Nei prossimi 45 anni la popolazione mondiale passerà da 7,2 a 9,5 miliardi di persone: la popolazione più giovane crescerà dell’8 per cento, mentre quella più bisognosa di cure, ovvero gli over 85, del 281 per cento. Europa e Italia non sono immuni da questo invecchiamento progressivo della popolazione: in mezzo secolo in Europa la quota di over 85 passerà da poco meno di un terzo della popolazione al 41 per cento, in Italia raggiungerà il 50 per cento. In termini economici, si stima che nel 2060 la spesa pubblica per le attività di cura della fetta più anziana della popolazione possa giungere a oltre 3 punti di Pil, con un forte impatto sulla sostenibilità per le casse pubbliche.
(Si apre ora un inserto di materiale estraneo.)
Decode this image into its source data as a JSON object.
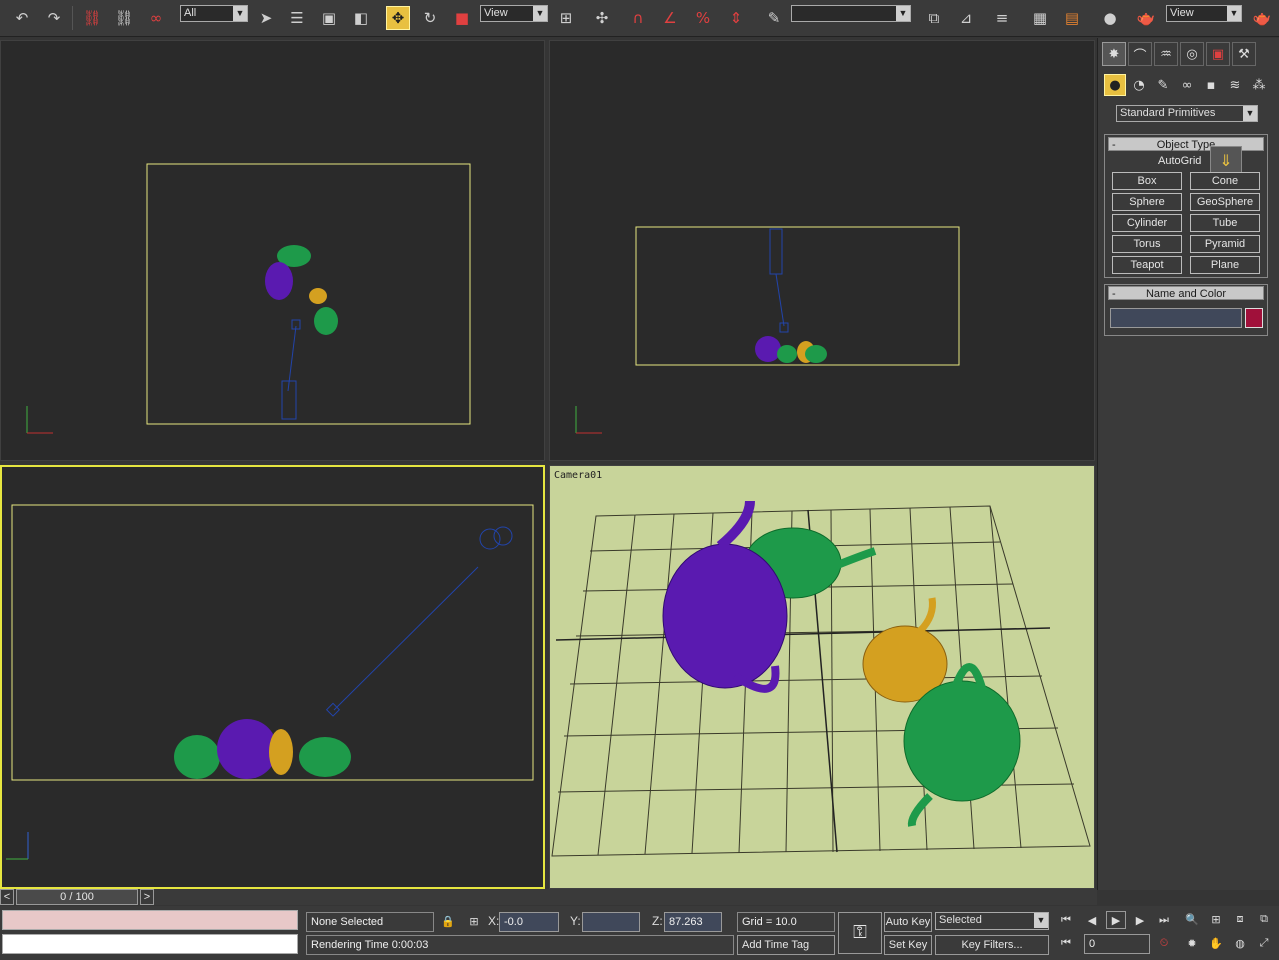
{
  "toolbar": {
    "selection_filter": "All",
    "ref_coord_1": "View",
    "named_selection": "",
    "ref_coord_2": "View"
  },
  "viewports": {
    "camera_label": "Camera01"
  },
  "command_panel": {
    "category_dropdown": "Standard Primitives",
    "object_type": {
      "title": "Object Type",
      "toggle": "-",
      "autogrid": "AutoGrid",
      "buttons": [
        "Box",
        "Cone",
        "Sphere",
        "GeoSphere",
        "Cylinder",
        "Tube",
        "Torus",
        "Pyramid",
        "Teapot",
        "Plane"
      ]
    },
    "name_and_color": {
      "title": "Name and Color",
      "toggle": "-",
      "name_value": "",
      "color": "#a0103a"
    }
  },
  "timeline": {
    "slider_label": "0 / 100",
    "prev": "<",
    "next": ">"
  },
  "status": {
    "selection": "None Selected",
    "rendering_time": "Rendering Time  0:00:03",
    "x_label": "X:",
    "x_value": "-0.0",
    "y_label": "Y:",
    "y_value": "",
    "z_label": "Z:",
    "z_value": "87.263",
    "grid": "Grid = 10.0",
    "add_time_tag": "Add Time Tag"
  },
  "animation": {
    "auto_key": "Auto Key",
    "set_key": "Set Key",
    "key_mode": "Selected",
    "key_filters": "Key Filters...",
    "current_frame": "0"
  },
  "colors": {
    "active_border": "#e6e640",
    "camera_bg": "#c8d49a",
    "teapot_purple": "#5a1ab0",
    "teapot_green": "#1e9a4a",
    "teapot_gold": "#d4a020",
    "camera_blue": "#2244aa"
  }
}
D'altronde, a rendere quasi inevitabile un più forte impegno dello stato, è la progressiva scomparsa del tradizionale modello di cura, che vedeva la famiglia come principale fornitore di cure. «Un fenomeno determinato sia dalla crescente partecipazione femminile nel mercato del lavoro, spinta anche dalla necessità di un doppio reddito per garantire il mantenimento economico familiare, sia dal progressivo innalzamento dell’età pensionabile che ha innescato un meccanismo similare», privando le famiglie del sostegno dei nonni.
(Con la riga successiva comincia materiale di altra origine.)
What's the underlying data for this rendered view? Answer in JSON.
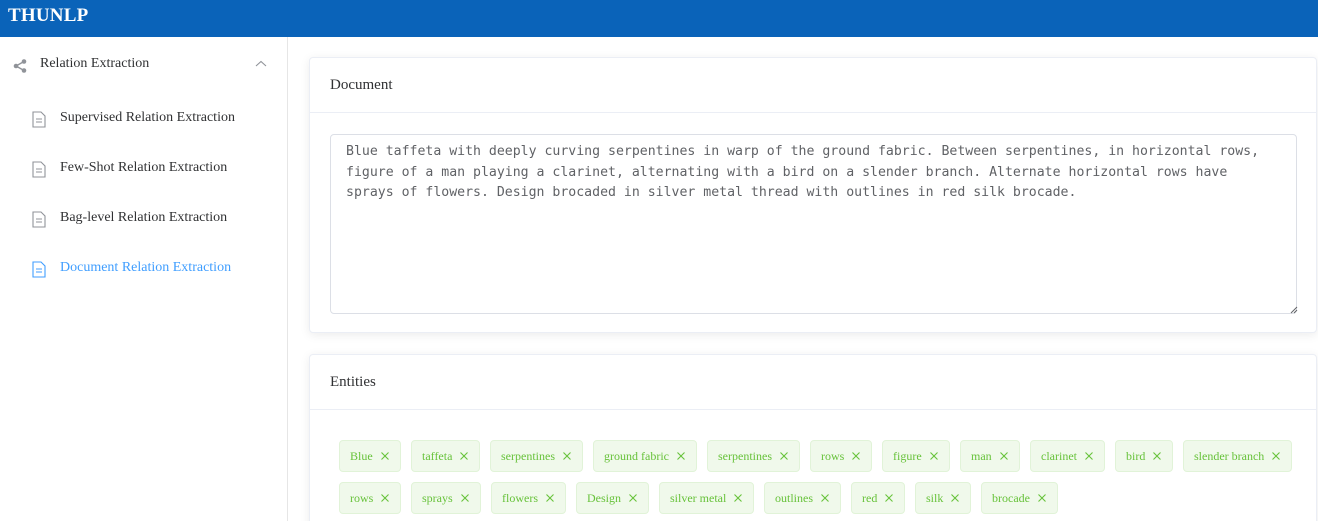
{
  "app": {
    "title": "THUNLP"
  },
  "sidebar": {
    "group": {
      "label": "Relation Extraction",
      "icon": "share-icon",
      "expanded": true
    },
    "items": [
      {
        "label": "Supervised Relation Extraction",
        "icon": "document-icon",
        "active": false
      },
      {
        "label": "Few-Shot Relation Extraction",
        "icon": "document-icon",
        "active": false
      },
      {
        "label": "Bag-level Relation Extraction",
        "icon": "document-icon",
        "active": false
      },
      {
        "label": "Document Relation Extraction",
        "icon": "document-icon",
        "active": true
      }
    ]
  },
  "document": {
    "title": "Document",
    "text": "Blue taffeta with deeply curving serpentines in warp of the ground fabric. Between serpentines, in horizontal rows, figure of a man playing a clarinet, alternating with a bird on a slender branch. Alternate horizontal rows have sprays of flowers. Design brocaded in silver metal thread with outlines in red silk brocade."
  },
  "entities": {
    "title": "Entities",
    "tags": [
      "Blue",
      "taffeta",
      "serpentines",
      "ground fabric",
      "serpentines",
      "rows",
      "figure",
      "man",
      "clarinet",
      "bird",
      "slender branch",
      "rows",
      "sprays",
      "flowers",
      "Design",
      "silver metal",
      "outlines",
      "red",
      "silk",
      "brocade"
    ]
  },
  "colors": {
    "topbar": "#0a63b9",
    "active": "#409eff",
    "tag_text": "#67c23a",
    "tag_bg": "#f0f9eb",
    "tag_border": "#e1f3d8"
  }
}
Rispetto ai paesi analizzati dallo studio di Welfare oggi, l’Italia deve affrontare anche un ulteriore squilibrio, ovvero una distribuzione delle risorse poco selettiva e soprattutto poco attenta ai bisogni delle fasce più deboli. Nel 2012, rispetto alla totalità dei beneficiari delle prestazioni monetarie, solo il 43 per cento apparteneva al 20 per cento più povero della popolazione, mentre negli altri paesi questo valore supera il 50 per cento e in Svezia e in Belgio addirittura il 60 per cento. La stessa situazione si registra per i servizi domiciliari, dove sia l’intensità che il tasso di copertura crescono al crescere del reddito familiare, al punto che nel 2007 solo il 10 per cento della popolazione con redditi bassi riceveva cure domiciliari formali, mentre la percentuale sale al 30 per cento per i redditi più elevati.
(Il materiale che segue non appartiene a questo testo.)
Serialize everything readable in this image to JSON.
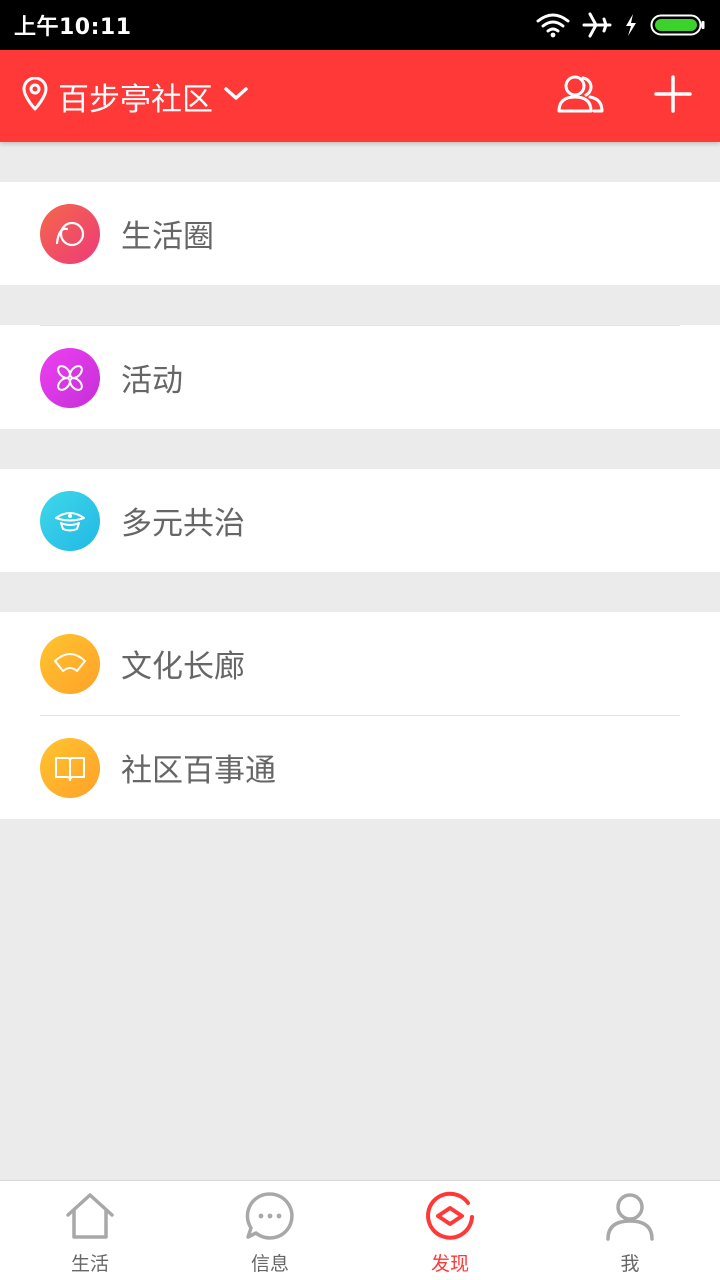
{
  "status_bar": {
    "time": "上午10:11"
  },
  "header": {
    "location": "百步亭社区"
  },
  "groups": [
    {
      "items": [
        {
          "label": "生活圈",
          "icon": "circle-icon"
        }
      ]
    },
    {
      "items": [
        {
          "label": "活动",
          "icon": "pinwheel-icon"
        }
      ]
    },
    {
      "items": [
        {
          "label": "多元共治",
          "icon": "cap-icon"
        }
      ]
    },
    {
      "items": [
        {
          "label": "文化长廊",
          "icon": "fan-icon"
        },
        {
          "label": "社区百事通",
          "icon": "book-icon"
        }
      ]
    }
  ],
  "bottom_nav": [
    {
      "label": "生活",
      "icon": "home-icon"
    },
    {
      "label": "信息",
      "icon": "chat-icon"
    },
    {
      "label": "发现",
      "icon": "discover-icon",
      "active": true
    },
    {
      "label": "我",
      "icon": "profile-icon"
    }
  ],
  "colors": {
    "brand": "#ff3838",
    "circle": "#f25260",
    "pinwheel": "#e13ee8",
    "cap": "#2cc8e8",
    "fan": "#ffb52a",
    "book": "#ffb52a"
  }
}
L’analisi di Luppi non evidenzia invece particolari differenze per quanto riguarda l’intensità dei servizi domiciliari in relazione alla variazione del grado di non autosufficienza dei beneficiari. «Nei paesi analizzati l’intensità dei servizi ricevuti tende ad aumentare al crescere del livello di non autosufficienza – scrive – L’analisi conferma però un dato noto: la differenza in termini di copertura dei servzi domiciliari tra i paesi appartenenti all’area mediterranea rispetto ai paesi dell’Europa centrale o del Nord».
In Italia e Spagna, rispettivamente il 18 e il 20 per cento degli anziani con problemi legati alla non autosufficienza riceve servizi di cura domiciliari formali, mentre in Francia e Belgio la percentuale sale ben oltre il 50 per cento. Rispetto ai trasferimenti monetari, i dati evidenziano che in Italia e in Spagna l’importo medio ricevuto da beneficiari con livelli di disabilità medio/grave è rispettivamente del 20 e del 30 per cento maggiore rispetto a coloro che hanno una disabilità moderata. In Francia, Belgio e Svezia questa differenza sale al 40-50 per cento. «Questi dati indicano, in modo specifico in relazione al caso italiano, che l’assenza di una proporzionalità dell’importo delle prestazioni monetarie, come l’indennità di accompagnamento, ha come possibile rischio l’assenza di una adeguata corrispondenza tra necessità di cura del beneficiario e importo ricevuto».